NOW if all goes well, this is the first time in a major piece that I will be free of the dreaded nearby-PSU horrors.

Get that thing away! 2m seems good. It will pay for itself in extra noise margin especially when using lots of transformers all over the place.

Never again will I suffer the indignity of a close proximity psu in a busy, tube'n'traffo based unit.  Hurrah!

Life's just way too short for that,  unless you have the nice materials and skill to engineer the issue way down.
Or just nfb-ing the living *$%#@ out of it to drop the hum to acceptable levels.

So - I'll keep you posted   

Hopefully by writing about it, I will motivate myself to push my boundaries somewhat.

AND Imma going to try keep this one neat and tidy like!

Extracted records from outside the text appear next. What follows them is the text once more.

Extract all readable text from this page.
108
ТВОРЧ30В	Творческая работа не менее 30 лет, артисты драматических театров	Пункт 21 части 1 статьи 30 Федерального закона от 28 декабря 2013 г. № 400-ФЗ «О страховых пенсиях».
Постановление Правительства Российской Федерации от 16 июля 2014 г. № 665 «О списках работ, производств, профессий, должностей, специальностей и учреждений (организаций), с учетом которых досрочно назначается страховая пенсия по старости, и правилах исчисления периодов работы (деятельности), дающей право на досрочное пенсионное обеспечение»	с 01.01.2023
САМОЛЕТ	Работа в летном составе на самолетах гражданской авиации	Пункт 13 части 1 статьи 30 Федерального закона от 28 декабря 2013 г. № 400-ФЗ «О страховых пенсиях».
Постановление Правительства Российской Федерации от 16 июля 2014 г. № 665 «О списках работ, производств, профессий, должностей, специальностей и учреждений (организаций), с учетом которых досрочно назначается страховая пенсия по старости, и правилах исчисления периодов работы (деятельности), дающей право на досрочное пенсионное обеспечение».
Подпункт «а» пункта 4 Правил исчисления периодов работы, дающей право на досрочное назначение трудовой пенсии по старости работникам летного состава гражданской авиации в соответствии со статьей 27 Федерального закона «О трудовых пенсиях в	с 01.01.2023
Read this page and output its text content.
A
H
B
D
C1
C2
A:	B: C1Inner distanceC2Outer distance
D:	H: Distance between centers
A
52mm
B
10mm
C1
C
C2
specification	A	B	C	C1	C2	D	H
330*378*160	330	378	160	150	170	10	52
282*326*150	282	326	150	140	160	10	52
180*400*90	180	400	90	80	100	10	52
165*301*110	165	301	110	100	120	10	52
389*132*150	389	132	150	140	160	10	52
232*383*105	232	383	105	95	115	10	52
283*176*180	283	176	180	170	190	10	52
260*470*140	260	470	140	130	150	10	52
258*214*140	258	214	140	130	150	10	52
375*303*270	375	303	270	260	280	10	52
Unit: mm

Also in use are  ...  'Mitsos All Stars'  high class amplet pcbs 

I'm really pleased to use them in these builds, which are meant to combine the versatility and hi-def capabilities of  modern opamp interfacing with the awesomeness of tubes and transformers.

Really interesting build.

I was contemplating a compressor much like this just this day,
only exception maybe is desired 1:3 ratio vs. limiter.
For use on masterbus, with possible tracking.

But, I'm not nearly as skilled as you,
so, can't jump in

Will watch closely though.

Yep - it's a must have, I think. 

Other units similar in nature would be the avalon unit. I think Gyraf Audio has something *high end* in that space 

Not too many other single piece stereo units  that come to mind, in the analog realm.

The finalizer of course is digital and fully comprehensive across the board.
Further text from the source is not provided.